Combination of urinary biomarkers can predict cardiac surgery-associated acute kidney injury: a systematic review and meta-analysis.
Summary
Across 95 studies, individual urinary biomarkers measured intraoperatively or early postoperatively showed acceptable discrimination for cardiac surgery–associated AKI. Combining biomarkers improved accuracy, achieving AUCs up to 0.85 for severe AKI, supporting multimarker strategies and integration into clinical prediction models.
Key Findings
- Systematic review/meta-analysis of 95 studies assessing urinary biomarkers for CS-AKI prediction.
- Individual biomarkers measured intraoperatively/early postoperatively showed acceptable AUCs (~0.73–0.75 for all AKI; ~0.74 for severe AKI).
- Combining urinary biomarkers increased discrimination (AUC 0.82 for all AKI; 0.85 for severe AKI).
Clinical Implications
Adopting combined urinary biomarker panels (e.g., integrating complementary pathways) during and after cardiac surgery may allow earlier identification of high-risk patients and timely implementation of renal-protective bundles.
Why It Matters
Provides high-level evidence that combining urinary biomarkers enhances risk prediction for CS-AKI, informing perioperative monitoring and early nephroprotective strategies.
Limitations
- Heterogeneity across biomarker assays, timing, and AKI definitions may affect pooled estimates.

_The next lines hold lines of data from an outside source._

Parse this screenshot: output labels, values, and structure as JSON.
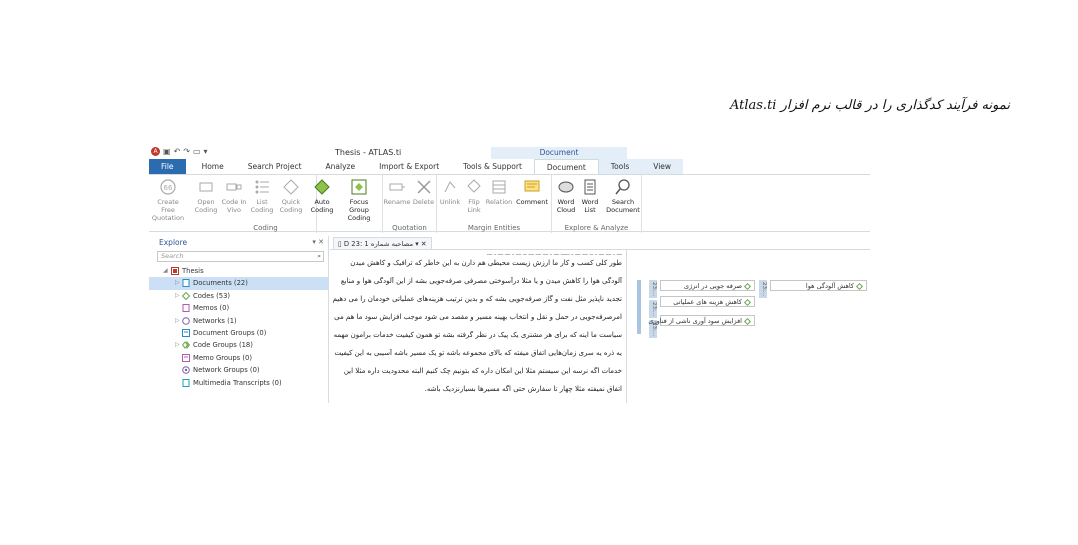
{
  "caption": "نمونه فرآیند کدگذاری را در قالب نرم افزار Atlas.ti",
  "window": {
    "title": "Thesis - ATLAS.ti",
    "context_tab_group": "Document"
  },
  "tabs": [
    {
      "label": "File"
    },
    {
      "label": "Home"
    },
    {
      "label": "Search Project"
    },
    {
      "label": "Analyze"
    },
    {
      "label": "Import & Export"
    },
    {
      "label": "Tools & Support"
    },
    {
      "label": "Document"
    },
    {
      "label": "Tools"
    },
    {
      "label": "View"
    }
  ],
  "ribbon": {
    "groups": {
      "coding": "Coding",
      "quotation": "Quotation",
      "margin_entities": "Margin Entities",
      "explore_analyze": "Explore & Analyze"
    },
    "buttons": {
      "create_free_quotation": "Create Free Quotation",
      "open_coding": "Open Coding",
      "code_in_vivo": "Code In Vivo",
      "list_coding": "List Coding",
      "quick_coding": "Quick Coding",
      "auto_coding": "Auto Coding",
      "focus_group_coding": "Focus Group Coding",
      "rename": "Rename",
      "delete": "Delete",
      "unlink": "Unlink",
      "flip_link": "Flip Link",
      "relation": "Relation",
      "comment": "Comment",
      "word_cloud": "Word Cloud",
      "word_list": "Word List",
      "search_document": "Search Document"
    }
  },
  "explore": {
    "title": "Explore",
    "search_placeholder": "Search",
    "root": "Thesis",
    "items": [
      {
        "label": "Documents (22)"
      },
      {
        "label": "Codes (53)"
      },
      {
        "label": "Memos (0)"
      },
      {
        "label": "Networks (1)"
      },
      {
        "label": "Document Groups (0)"
      },
      {
        "label": "Code Groups (18)"
      },
      {
        "label": "Memo Groups (0)"
      },
      {
        "label": "Network Groups (0)"
      },
      {
        "label": "Multimedia Transcripts (0)"
      }
    ]
  },
  "document_tab": {
    "label": "D 23: 1 مصاحبه شماره"
  },
  "document_lines": [
    "طور کلی کسب و کار ما ارزش زیست محیطی هم دارن به این خاطر که ترافیک و کاهش میدن",
    "آلودگی هوا را کاهش میدن و یا مثلا درآسوختی مصرفی صرفه‌جویی بشه از این آلودگی هوا و منابع",
    "تجدید ناپذیر مثل نفت و گاز صرفه‌جویی بشه که و بدین ترتیب هزینه‌های عملیاتی خودمان را می دهیم. این",
    "امرصرفه‌جویی در حمل و نقل و انتخاب بهینه مسیر و مقصد می شود موجب افزایش سود ما هم می ولی خب",
    "سیاست ما اینه که برای هر مشتری یک پیک در نظر گرفته بشه تو همون کیفیت خدمات برامون مهمه",
    "یه ذره یه سری زمان‌هایی اتفاق میفته که بالای مجموعه باشه تو یک مسیر باشه آسیبی به این کیفیت",
    "خدمات اگه نرسه این سیستم مثلا این امکان داره که بتونیم چک کنیم البته محدودیت داره مثلا این",
    "اتفاق نمیفته مثلا چهار تا سفارش حتی اگه مسیرها بسیارنزدیک باشه."
  ],
  "margin": {
    "col_labels": [
      "23:...",
      "23:...",
      "23:...",
      "23:..."
    ],
    "codes": [
      {
        "label": "صرفه جویی در انرژی"
      },
      {
        "label": "کاهش هزینه های عملیاتی"
      },
      {
        "label": "افزایش سود آوری ناشی از فناوری"
      },
      {
        "label": "کاهش آلودگی هوا"
      }
    ]
  }
}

- Diagnostic accuracy studies are subject to spectrum bias and variable reference standards.
Future Directions
Prospective multicenter validation of standardized multimarker panels and integration into dynamic clinical prediction tools to trigger targeted nephroprotection.
Study Information
- Study Type
- Systematic Review/Meta-analysis
- Research Domain
- Diagnosis
- Evidence Level
- I - Systematic review and meta-analysis of clinical studies of diagnostic accuracy.